If one says, “A is either true or false,” then there are only two possible values that A can have—true or false. But if one says, “either A or not-A is true,” then there might be all sorts of values that A could have: true, false, indeterminate, probably true, slightly true, kind of true, true in Euclidean but not Riemannian geometry, and so on. The first formulation allows only one alternative to “true” (namely, “false”), but the second formulation allows many alternatives. The second formulation does indeed require that at least A or not-A be true, but it puts no further restrictions on what other values might substitute for “true.” (For example, perhaps A is true, and yet not-A is merely indeterminate.)

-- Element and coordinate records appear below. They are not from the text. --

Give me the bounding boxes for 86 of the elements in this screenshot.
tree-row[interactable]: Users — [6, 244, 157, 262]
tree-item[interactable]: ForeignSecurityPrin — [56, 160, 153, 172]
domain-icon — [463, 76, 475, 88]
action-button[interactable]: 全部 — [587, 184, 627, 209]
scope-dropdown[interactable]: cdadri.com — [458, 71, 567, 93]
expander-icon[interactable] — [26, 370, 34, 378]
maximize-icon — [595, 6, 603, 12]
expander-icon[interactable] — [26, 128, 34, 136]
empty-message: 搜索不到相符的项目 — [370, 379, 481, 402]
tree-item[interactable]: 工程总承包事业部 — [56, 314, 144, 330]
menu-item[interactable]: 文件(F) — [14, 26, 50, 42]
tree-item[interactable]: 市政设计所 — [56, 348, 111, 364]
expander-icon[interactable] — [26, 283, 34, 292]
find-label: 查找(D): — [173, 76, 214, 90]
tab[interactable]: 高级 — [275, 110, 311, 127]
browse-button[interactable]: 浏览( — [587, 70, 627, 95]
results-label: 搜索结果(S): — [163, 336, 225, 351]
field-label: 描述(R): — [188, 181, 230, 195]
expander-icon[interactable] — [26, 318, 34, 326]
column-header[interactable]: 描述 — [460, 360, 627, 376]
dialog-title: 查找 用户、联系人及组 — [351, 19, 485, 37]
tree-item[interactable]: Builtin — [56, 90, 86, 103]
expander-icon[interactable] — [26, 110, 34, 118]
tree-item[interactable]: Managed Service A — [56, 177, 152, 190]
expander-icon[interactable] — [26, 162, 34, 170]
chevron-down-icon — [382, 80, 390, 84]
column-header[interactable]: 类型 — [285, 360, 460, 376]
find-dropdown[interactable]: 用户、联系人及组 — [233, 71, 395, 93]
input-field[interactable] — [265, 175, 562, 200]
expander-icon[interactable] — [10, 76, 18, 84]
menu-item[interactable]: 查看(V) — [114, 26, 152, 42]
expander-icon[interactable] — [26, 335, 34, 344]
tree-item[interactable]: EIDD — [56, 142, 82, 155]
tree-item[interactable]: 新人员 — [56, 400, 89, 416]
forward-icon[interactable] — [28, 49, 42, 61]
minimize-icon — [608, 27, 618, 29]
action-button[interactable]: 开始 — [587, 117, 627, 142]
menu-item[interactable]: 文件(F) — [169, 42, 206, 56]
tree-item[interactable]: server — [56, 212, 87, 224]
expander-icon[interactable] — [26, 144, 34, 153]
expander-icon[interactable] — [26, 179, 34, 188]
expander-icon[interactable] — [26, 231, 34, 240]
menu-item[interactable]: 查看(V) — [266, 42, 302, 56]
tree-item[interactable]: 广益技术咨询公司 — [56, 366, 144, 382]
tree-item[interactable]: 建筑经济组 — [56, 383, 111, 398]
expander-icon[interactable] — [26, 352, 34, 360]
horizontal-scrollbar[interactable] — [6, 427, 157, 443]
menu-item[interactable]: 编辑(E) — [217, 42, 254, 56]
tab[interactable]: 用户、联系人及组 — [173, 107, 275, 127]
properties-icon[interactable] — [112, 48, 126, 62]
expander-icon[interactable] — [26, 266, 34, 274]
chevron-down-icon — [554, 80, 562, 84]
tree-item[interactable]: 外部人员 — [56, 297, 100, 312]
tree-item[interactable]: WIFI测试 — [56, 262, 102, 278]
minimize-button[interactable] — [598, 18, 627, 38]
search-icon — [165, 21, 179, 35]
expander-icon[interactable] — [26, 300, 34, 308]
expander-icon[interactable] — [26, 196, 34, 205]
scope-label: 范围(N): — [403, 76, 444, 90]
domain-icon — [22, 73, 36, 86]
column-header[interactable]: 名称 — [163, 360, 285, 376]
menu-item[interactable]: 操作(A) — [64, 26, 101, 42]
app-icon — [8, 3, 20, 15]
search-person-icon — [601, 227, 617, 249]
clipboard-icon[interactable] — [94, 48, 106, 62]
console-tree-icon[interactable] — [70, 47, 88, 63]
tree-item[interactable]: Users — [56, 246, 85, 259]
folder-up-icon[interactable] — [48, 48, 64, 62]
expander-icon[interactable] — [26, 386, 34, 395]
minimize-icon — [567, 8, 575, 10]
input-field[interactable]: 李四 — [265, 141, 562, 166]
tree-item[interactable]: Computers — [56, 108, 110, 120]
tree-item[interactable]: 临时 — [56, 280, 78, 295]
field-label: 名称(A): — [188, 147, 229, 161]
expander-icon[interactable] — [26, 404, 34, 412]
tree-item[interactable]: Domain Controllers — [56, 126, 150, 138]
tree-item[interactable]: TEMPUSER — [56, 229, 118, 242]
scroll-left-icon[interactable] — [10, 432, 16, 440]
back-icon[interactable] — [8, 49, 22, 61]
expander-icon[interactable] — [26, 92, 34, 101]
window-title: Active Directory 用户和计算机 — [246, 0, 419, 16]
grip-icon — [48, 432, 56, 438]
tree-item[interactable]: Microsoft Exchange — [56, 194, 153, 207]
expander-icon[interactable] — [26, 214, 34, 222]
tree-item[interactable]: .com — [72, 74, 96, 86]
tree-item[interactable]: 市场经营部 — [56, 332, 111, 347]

The advantage of sticking to the first formulation (often called the principle of bivalence) is that it forces us to reason from propositions that describe what is definitely so or not so, and as a result, we can actually prove things. (After all, if we were to give reasons that were neither true nor false, then our reasons would seem to end up proving nothing. Imagine, for example, someone saying, “I believe this conclusion for a good reason, but my reason is neither true nor false.” Moreover, if the conclusions we wanted to prove were also to turn out to be neither true nor false, then they would remain unprovable; what would it mean, one might ask, to “prove” the untrue?) Considerations of this sort led Aristotle to believe that scientific knowledge always depended crucially on propositions of argument that had to be true or false.

On the other hand, there are many situations in life where our ideas are so vague and indefinite that the best we can say is that a particular proposition seems somewhat true, or true to a certain degree, or true for the most part. (For example, Aristotle held that propositions of ethics were sometimes only “true for the most part.” In the Middle Ages, a number of logicians wanted to use “indeterminate” as a truth value, in addition to true and false, and in the 20th and 21st centuries, logicians have experimented increasingly with the idea that there could be many truth values, in addition to true and false. As a result, there are now various systems of many-valued logic, including so-called fuzzy logic, which assigns numerical degrees of truth to different propositions.)

All the same, the principle of bivalence still plays a fundamental role even in systems of many-valued logic, albeit at a higher level. (The second formulation that you have cited is now termed the law of excluded middle, though before the development of many-valued logics, the two formulations would have amounted to the same thing.)

Specifically, many-valued logics assign different values to various propositions and then draw conclusions from the assignments. (For example, if A is “somewhat true,” then one can conclude that A is not “entirely false.”) Nevertheless, such systems always rely on at least two crucial assumptions: (1) the propositions in question, such as A, do indeed have the assigned values or they do not, and (2) these propositions cannot both have the assigned values and not have them. The first assumption is the principle of bivalence all over again, though at the “meta” level (meaning that it applies, not to A, but to statements about A, that is, to the statements of A’s truth value). And the second assumption is the traditional law of contradiction. (For more on the law of contradiction, you might see Questions 5536 and 5777.)

In other words, the propositions treated by a system of many-valued logic are typically imprecise and indefinite, and what a many-valued logic then does is allow us to talk in a precise and definite way about the imprecise and indefinite. To achieve this result, however, the system’s own statements must be definite, and to achieve coherence, the system’s own statements must also be noncontradictory. By contrast, if one were to relax these restrictions on the system, then all one would get would be an indefinite discussion of the indefinite, or an incoherent discussion. And if this last result were all that one hoped to achieve, then there would be no need to build the system in the first place. Instead, just leap from bed in the morning, and without drinking any tea or coffee, start talking. If you are like me, you will then arrive almost instantly at the appropriate level of grogginess.